A new study from an international team of researchers investigates the relationship between the genetics underlying autism spectrum disorder and the expression of autism-related traits.

Their findings suggest that autism genes, including both new and inherited mutations, influence a range of behavioral and developmental traits that many people express, even if they're not considered to have autism. People diagnosed with an autism spectrum disorder, then, simply represent the most severe presentation of those traits.

“Almost all genetic risk factors for autism can be found in unaffected individuals,” wrote the authors in their introduction. “For example, most people who carry a 16p11.2 deletion, the most common large mutational risk factor for autism, do not meet criteria for an autism spectrum disorder diagnosis.”

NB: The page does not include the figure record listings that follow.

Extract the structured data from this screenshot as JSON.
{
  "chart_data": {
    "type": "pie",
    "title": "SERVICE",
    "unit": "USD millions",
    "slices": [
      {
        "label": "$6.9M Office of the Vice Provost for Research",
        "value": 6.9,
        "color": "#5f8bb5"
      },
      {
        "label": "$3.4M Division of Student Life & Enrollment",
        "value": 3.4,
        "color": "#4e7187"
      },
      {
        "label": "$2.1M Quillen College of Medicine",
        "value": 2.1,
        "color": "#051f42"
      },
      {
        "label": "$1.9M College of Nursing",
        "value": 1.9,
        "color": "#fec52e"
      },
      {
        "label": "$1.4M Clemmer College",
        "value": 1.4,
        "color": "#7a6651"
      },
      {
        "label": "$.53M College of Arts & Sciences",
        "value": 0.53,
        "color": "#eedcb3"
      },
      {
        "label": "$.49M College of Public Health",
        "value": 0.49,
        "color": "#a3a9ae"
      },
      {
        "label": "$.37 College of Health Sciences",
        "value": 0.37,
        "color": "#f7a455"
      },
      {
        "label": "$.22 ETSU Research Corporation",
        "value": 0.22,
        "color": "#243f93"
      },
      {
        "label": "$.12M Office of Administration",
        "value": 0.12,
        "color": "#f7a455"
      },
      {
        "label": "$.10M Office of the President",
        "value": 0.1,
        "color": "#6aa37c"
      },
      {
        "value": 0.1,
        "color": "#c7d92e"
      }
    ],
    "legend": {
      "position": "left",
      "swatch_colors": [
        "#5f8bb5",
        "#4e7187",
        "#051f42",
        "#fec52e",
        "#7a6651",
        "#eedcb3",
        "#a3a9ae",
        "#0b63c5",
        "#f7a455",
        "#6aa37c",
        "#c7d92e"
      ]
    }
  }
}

Autism is a developmental disorder that affects about one in every 100 children, according to the authors. A child diagnosed with the disorder will not achieve some of the milestones of typical development, or might lose abilities they once gained. Characteristics of autism include a difficulty with communication, repetitive or routine behaviors, and sometimes narrow interests. That said, symptoms often vary from person to person with the term “spectrum” referring to autism’s wide range of possible symptoms, levels of disability, and positive skills. For example, some people with autism may not make eye contact, others are incapable of understanding simple instructions, and some demonstrate exceptional math skills. As they age, some children with autism learn to function more or less normally, while others require substantial support to perform even basic activities.

Most genetic studies of autism compare individuals with and without the disorder, explained the scientists. The most recent research estimates inherited mutations account for at least 20 percent of cases, while de novo mutations (spontaneous mutations not inherited from the parents) explain less than 5 percent of the total autism diagnoses. Autism stems from the combined small effects of thousands of genetic mutations, distributed across the genome, the research found.

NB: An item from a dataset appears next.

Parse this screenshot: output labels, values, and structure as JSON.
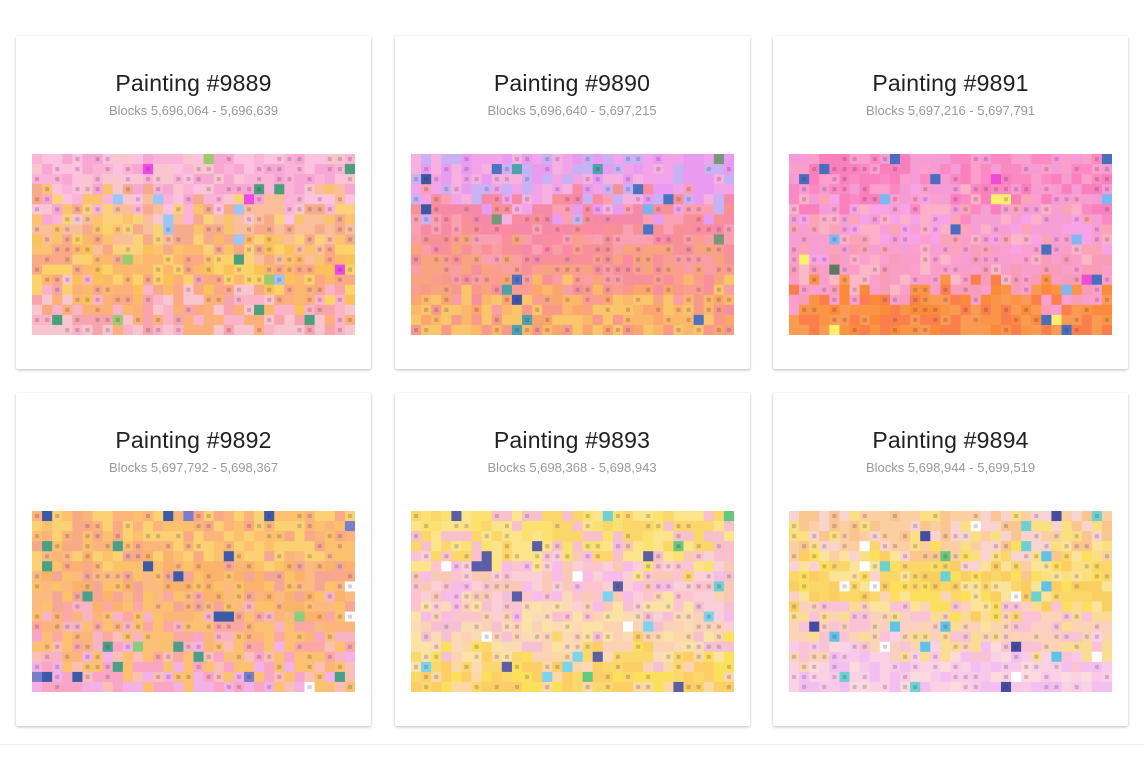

“From the first published descriptions of autism, clinical and epidemiologic reports have commonly noted subthreshold traits of autism in the family members of many diagnosed individuals,” wrote the researchers, from University of Bristol, Harvard, MIT, and Massachusetts General Hospital.

In addition, many people without autism have little interest or capacity for social interaction and communication. What, then, are the genetic differences between someone with autism and someone without the disorder who has one or two similar behavioral traits?

To understand, the research team accessed data from a general population cohort, a family cohort of autism cases and their unaffected siblings, and several large, international studies of autism genetics. From there, they modeled comparisons and performed an analysis to untangle the different types of genetic risk and underlying mechanisms at work in any given instance of autism.

They discovered that each of us stands along a continuum of risk, that is made up of both common and rare genetic variants, along with environmental factors and chance events. This study demonstrates the genetic picture is much more complicated than whether someone has the autism disorder or not, since a range of genes and a range of possible genetic expressions contribute to each symptom (or trait) of the disorder. Like a music studio soundboard, many dials (genes) must be turned up high for someone to express behaviors within the spectrum to the degree worthy of diagnosis.

Going forward, the researchers expect their approach might be used to explore possible links between genetics and the individual features of other disorders, including schizophrenia.